Using our site-scanning technology, we were able to detect a change within jQuery.com. Approximately 10-15 minutes after our system detected it, we analyzed the site and detected that a malicious script tag was added. This malicious script then added an invisible iframe that redirected users to RIG exploit kit, which is typically used to drop banking trojans as well as other information stealers.
One of the reasons for its popularity is that, jQuery is free, open source software, licensed under the MIT License. And the same popularity also makes compromised JQuery.com website, much more dangerous as per RisqIQ blog. James Pleger of RisqIQ says that due to the vast popularity and wider usage of the library across the globe, this breach is more harmful then normal breaches.
“The jQuery library is a very popular toolkit for developing websites with dynamic content and is widely used by developers within enterprises. jQuery users are generally IT Systems Administrators and Web Developers, including a large contingent who work within enterprises.”
RisqIQ detected the attack on 18th September 2014 and given that the malicious redirector was hosted on a domain that was registered on the same day, it’s more than likely that that was the day when the attack actually started.
“Typically, these individuals have privileged access to web properties, backend systems and other critical infrastructure.
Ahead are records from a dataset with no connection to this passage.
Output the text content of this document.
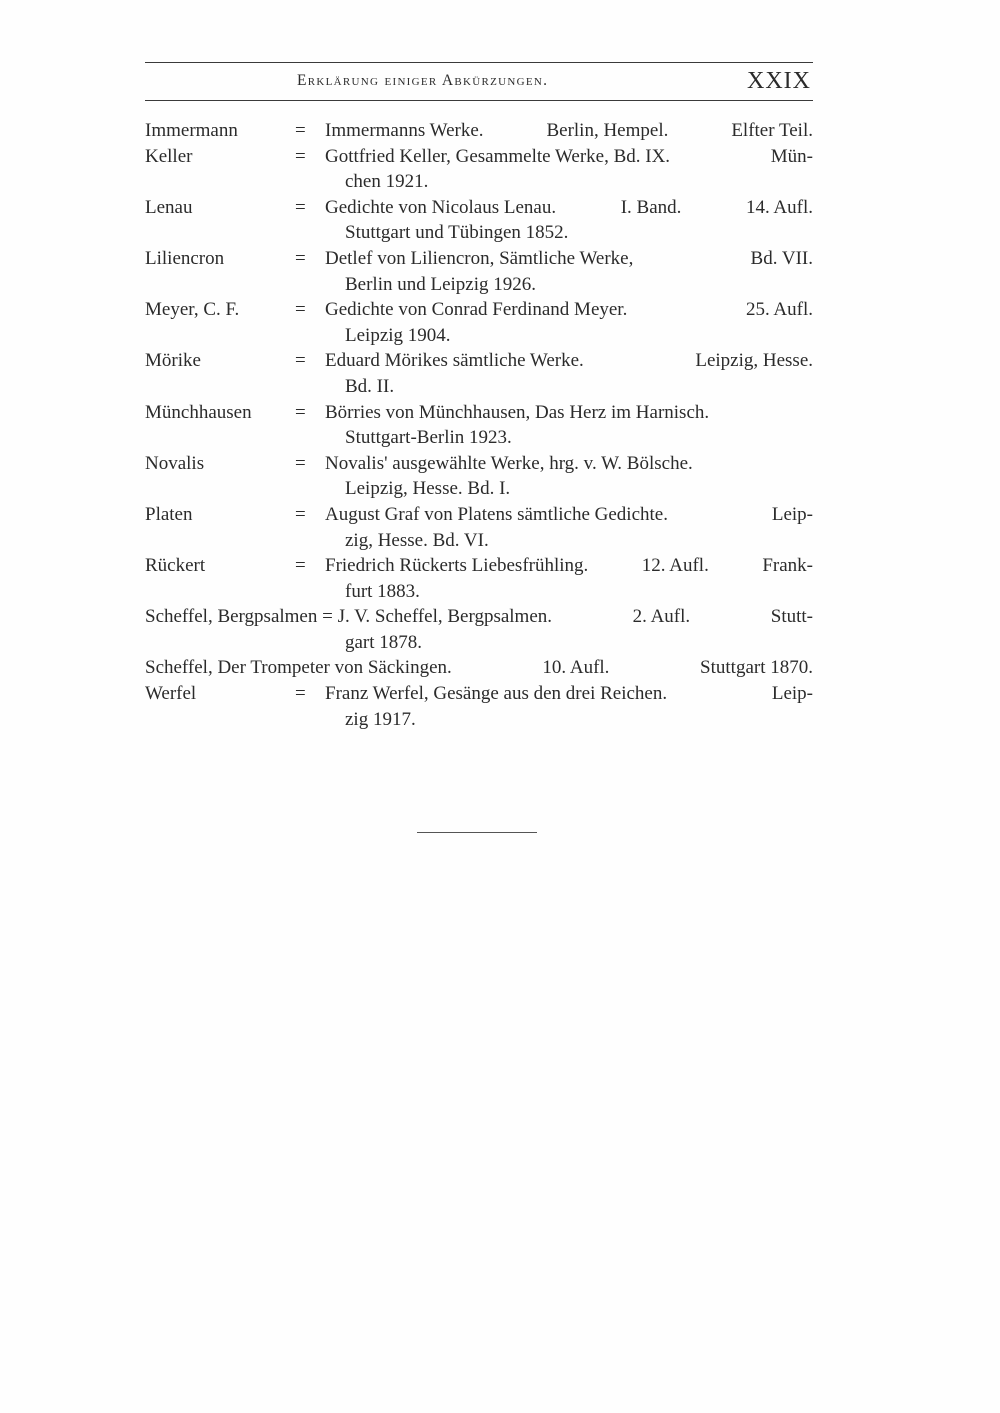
Erklärung einiger Abkürzungen.	XXIX
Immermann	=	Immermanns Werke.	Berlin, Hempel.	Elfter Teil.
Keller	=	Gottfried Keller, Gesammelte Werke, Bd. IX.	Mün-
chen 1921.
Lenau	=	Gedichte von Nicolaus Lenau.	I. Band.	14. Aufl.
Stuttgart und Tübingen 1852.
Liliencron	=	Detlef von Liliencron, Sämtliche Werke,	Bd. VII.
Berlin und Leipzig 1926.
Meyer, C. F.	=	Gedichte von Conrad Ferdinand Meyer.	25. Aufl.
Leipzig 1904.
Mörike	=	Eduard Mörikes sämtliche Werke.	Leipzig, Hesse.
Bd. II.
Münchhausen	=	Börries von Münchhausen, Das Herz im Harnisch.
Stuttgart-Berlin 1923.
Novalis	=	Novalis' ausgewählte Werke, hrg. v. W. Bölsche.
Leipzig, Hesse. Bd. I.
Platen	=	August Graf von Platens sämtliche Gedichte.	Leip-
zig, Hesse. Bd. VI.
Rückert	=	Friedrich Rückerts Liebesfrühling.	12. Aufl.	Frank-
furt 1883.
Scheffel, Bergpsalmen = J. V. Scheffel, Bergpsalmen.	2. Aufl.	Stutt-
gart 1878.
Scheffel, Der Trompeter von Säckingen.	10. Aufl.	Stuttgart 1870.
Werfel	=	Franz Werfel, Gesänge aus den drei Reichen.	Leip-
zig 1917.
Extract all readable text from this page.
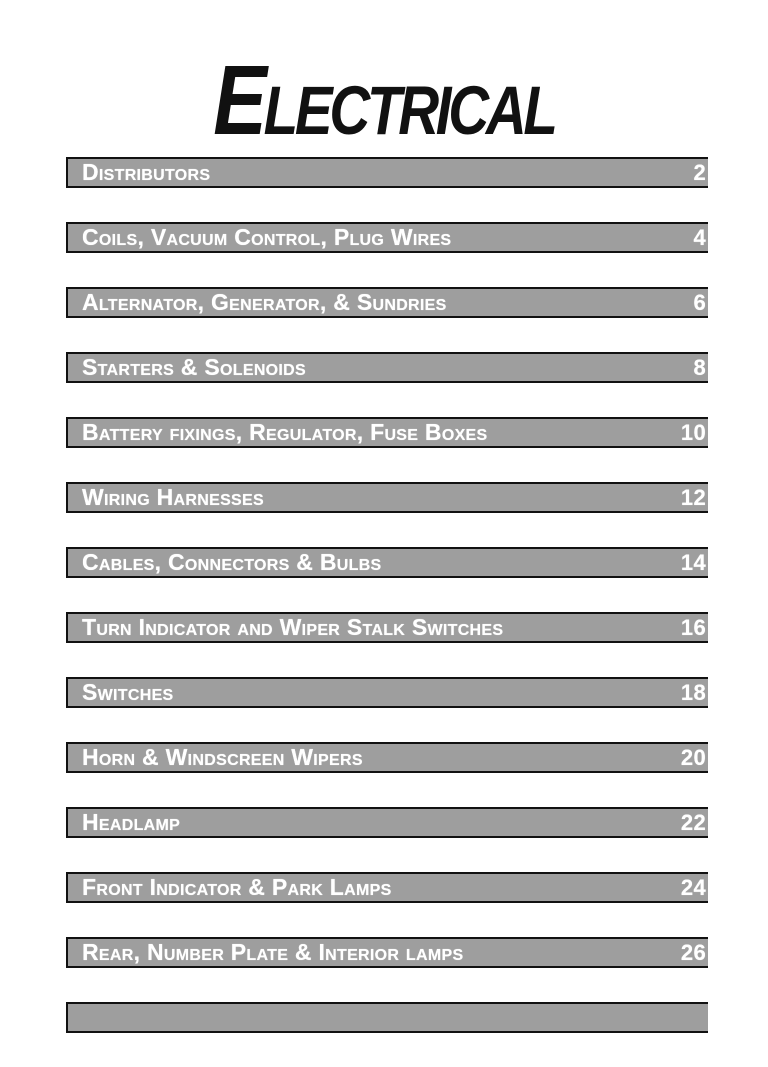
Electrical
Distributors	2
Coils, Vacuum Control, Plug Wires	4
Alternator, Generator, & Sundries	6
Starters & Solenoids	8
Battery fixings, Regulator, Fuse Boxes	10
Wiring Harnesses	12
Cables, Connectors & Bulbs	14
Turn Indicator and Wiper Stalk Switches	16
Switches	18
Horn & Windscreen Wipers	20
Headlamp	22
Front Indicator & Park Lamps	24
Rear, Number Plate & Interior lamps	26
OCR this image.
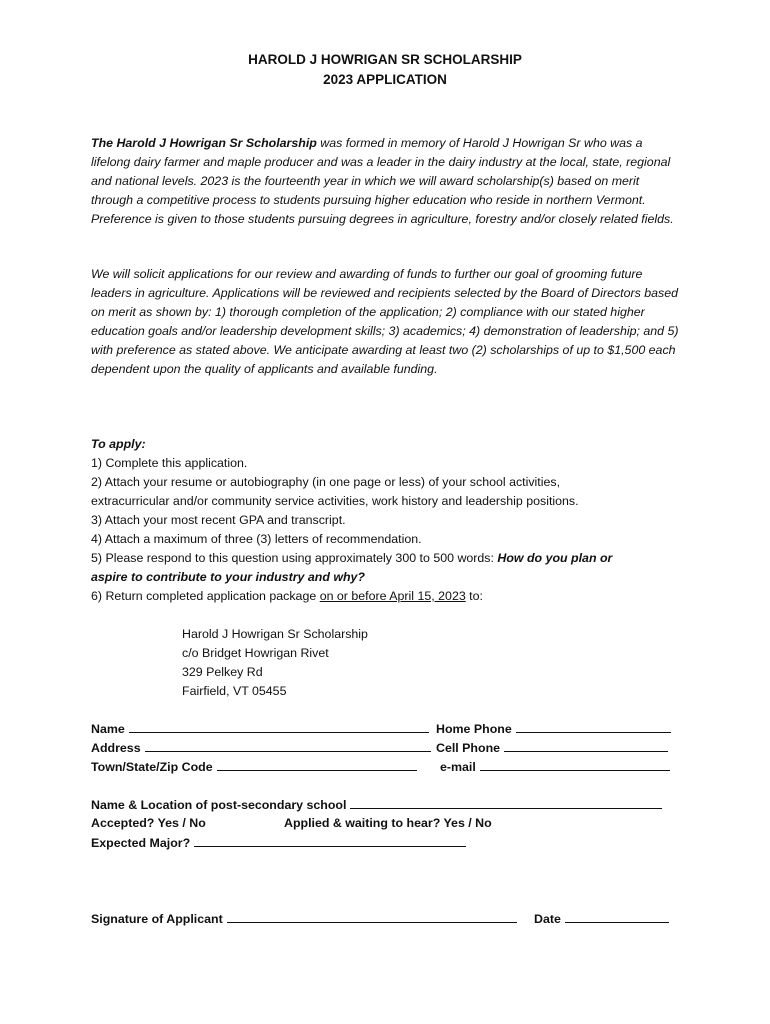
HAROLD J HOWRIGAN SR SCHOLARSHIP
2023 APPLICATION

The Harold J Howrigan Sr Scholarship was formed in memory of Harold J Howrigan Sr who was a lifelong dairy farmer and maple producer and was a leader in the dairy industry at the local, state, regional and national levels. 2023 is the fourteenth year in which we will award scholarship(s) based on merit through a competitive process to students pursuing higher education who reside in northern Vermont. Preference is given to those students pursuing degrees in agriculture, forestry and/or closely related fields.

We will solicit applications for our review and awarding of funds to further our goal of grooming future leaders in agriculture. Applications will be reviewed and recipients selected by the Board of Directors based on merit as shown by: 1) thorough completion of the application; 2) compliance with our stated higher education goals and/or leadership development skills; 3) academics; 4) demonstration of leadership; and 5) with preference as stated above. We anticipate awarding at least two (2) scholarships of up to $1,500 each dependent upon the quality of applicants and available funding.

To apply:
1) Complete this application.
2) Attach your resume or autobiography (in one page or less) of your school activities,
extracurricular and/or community service activities, work history and leadership positions.
3) Attach your most recent GPA and transcript.
4) Attach a maximum of three (3) letters of recommendation.
5) Please respond to this question using approximately 300 to 500 words: How do you plan or
aspire to contribute to your industry and why?
6) Return completed application package on or before April 15, 2023 to:
Harold J Howrigan Sr Scholarship
c/o Bridget Howrigan Rivet
329 Pelkey Rd
Fairfield, VT 05455
Name	Home Phone
Address	Cell Phone
Town/State/Zip Code	e-mail
Name & Location of post-secondary school
Accepted? Yes / No	Applied & waiting to hear? Yes / No
Expected Major?
Signature of Applicant	Date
Planting malware capable of stealing credentials on devices owned by privilege accounts holders inside companies could allow attackers to silently compromise enterprise systems, similar to what happened in the infamous Target breach.”
RiskIQ says that it notified the jQuery Foundation immediately after it noticed the compromise along with the malicious redirect configuration. JQuery.com administrators immediately responded to the message and removed the malicious script. However it is not known how many users were infected by the redirected malware before JQuery removed it.
Flaw in the website not known!
Worst news is that neither RisqIQ nor JQuery administration know about how hackers managed to breach the website and till the time the flaw / vulnerability exists on the website, it may allow the hackers to return again anytime.
JQuery has requested all the users who may have visited the site on or around September 18 to check whether they have been compromised by the malware. RisqIQ has recommended those users who may have been infected, to immediately re-imaging of the system, resetting passwords for user accounts that have been used on it, and checking whether suspicious activity has originated from it (data exfiltration, etc.).